The demand for electric vehicles (EVs) and energy storage systems (ESS) in the United States has surged, creating a need for key battery elements like cobalt, nickel, and lithium. However, domestic supplies of these minerals are limited, making it crucial to explore alternative sources such as recycling. A recent MDPI study, by Dr Linda Gaines, and her co authors, Jingyi Zhang, Xin He, Jessey Bouchard and Hans Eric Melin, titled ‘Tracking Flows of End-of-Life Battery Materials and Manufacturing Scrap’ aims to address the challenges of battery recycling and explore its potential in mitigating material shortages. The study highlights the importance of battery recycling and the need for precise definitions and understanding of material flows in recycling processes.
The study compares estimated reserves to the quantities required for EV manufacturing with lithium-ion batteries (LIBs) and reveals that there is insufficient supply of nickel and cobalt to sustain even one year’s domestic auto production. Moreover, there are competing uses for these materials, making the situation more challenging. Although the United States has promising lithium reserves, underinvestment in mining and conversion means that it will take considerable time to fully leverage these resources. Therefore, recycling battery materials becomes crucial as an additional source to reduce reliance on new materials.
A lack of consensus on the definition of battery recycling rates and related concepts has hindered progress in recycling studies. The study aims to address this gap by considering the recovery potential of critical materials from all LIB applications in the United States. Additionally, the research verifies the recycling capacity in North America through announcements and direct communication with companies. Another unique aspect of this study is the differentiation between materials obtained from end-of-life (EOL) sources and production scrap.
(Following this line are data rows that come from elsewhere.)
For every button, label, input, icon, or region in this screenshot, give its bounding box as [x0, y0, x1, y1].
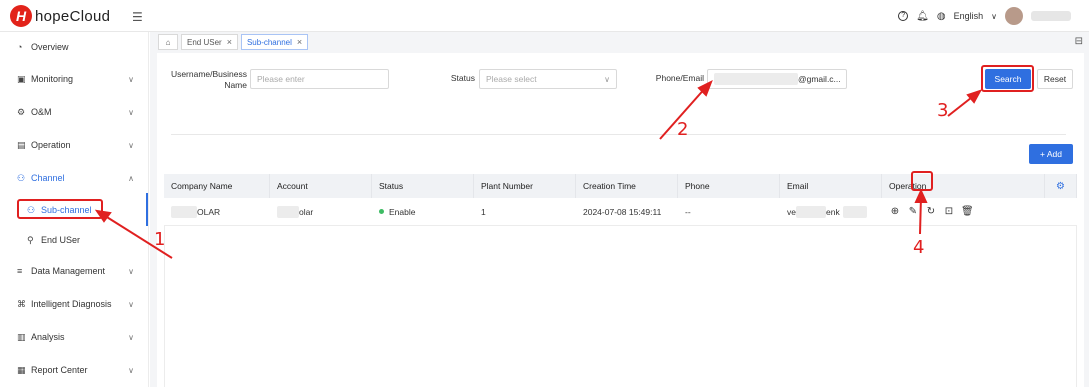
app-root: H hopeCloud ☰ ? 🔔︎ ◍ English ∨ ◔ Overvie… [0, 0, 1089, 387]
annotation-number-2: 2 [677, 119, 689, 140]
annotation-number-3: 3 [937, 100, 949, 121]
arrow-3-head [966, 89, 983, 104]
arrow-1-head [94, 209, 112, 223]
arrow-4-head [914, 188, 928, 203]
annotation-number-4: 4 [913, 237, 925, 258]
annotation-arrows [94, 79, 983, 259]
annotation-number-1: 1 [154, 229, 166, 250]
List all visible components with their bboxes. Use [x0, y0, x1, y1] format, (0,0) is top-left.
It emphasises that while scrap plays a role in developing a recycling industry, it does not contribute to the material supply since increased scrap would also lead to increased raw material demand.
According to the study, determining accurate battery recycling rates is challenging due to limited data and the complexity of products. However, several metrics can help evaluate battery recycling effectiveness. The recycling rate can be defined as the mass of recycled material divided by the mass of used material generated in a specific year, expressed as a percentage. Estimating the quantity of recycled material is difficult due to undisclosed processing quantities and inadequate documentation of international shipments. Estimates based on installed capacity data indicate that the U.S. battery recycling rate in 2019 was approximately 54%, including domestic and international processing. However, this may underestimate the actual rate as a significant volume of batteries is exported for reuse before reaching end-of-life. The global recycling rate in 2019 was around 59%, considering imported materials recycled after reuse.
Another approach is examining batteries retained domestically until end-of-life, which would yield a higher recycling rate. Element-specific recycling rates and process efficiencies are important factors, as not all components or elements are equally valuable or recyclable. Different recycling processes for lithium-ion batteries have varying efficiencies, with smelting recovering only 36% of input mass, while leaching and direct recycling offer higher rates.
The growing demand for EVs and ESS in the United States has led to a need for key battery elements that face limited domestic supply. Recycling battery materials emerges as an important solution, but a lack of consensus on recycling rates and related concepts needs to be addressed.
In the study, it states that although “the recycling of LIBs is both important and necessary as it aids in mitigating supply issues… considering the rapid growth in battery demand to fulfill the immediate requirements of transport decarbonization, we still need to find additional ways to supply and use materials more efficiently.”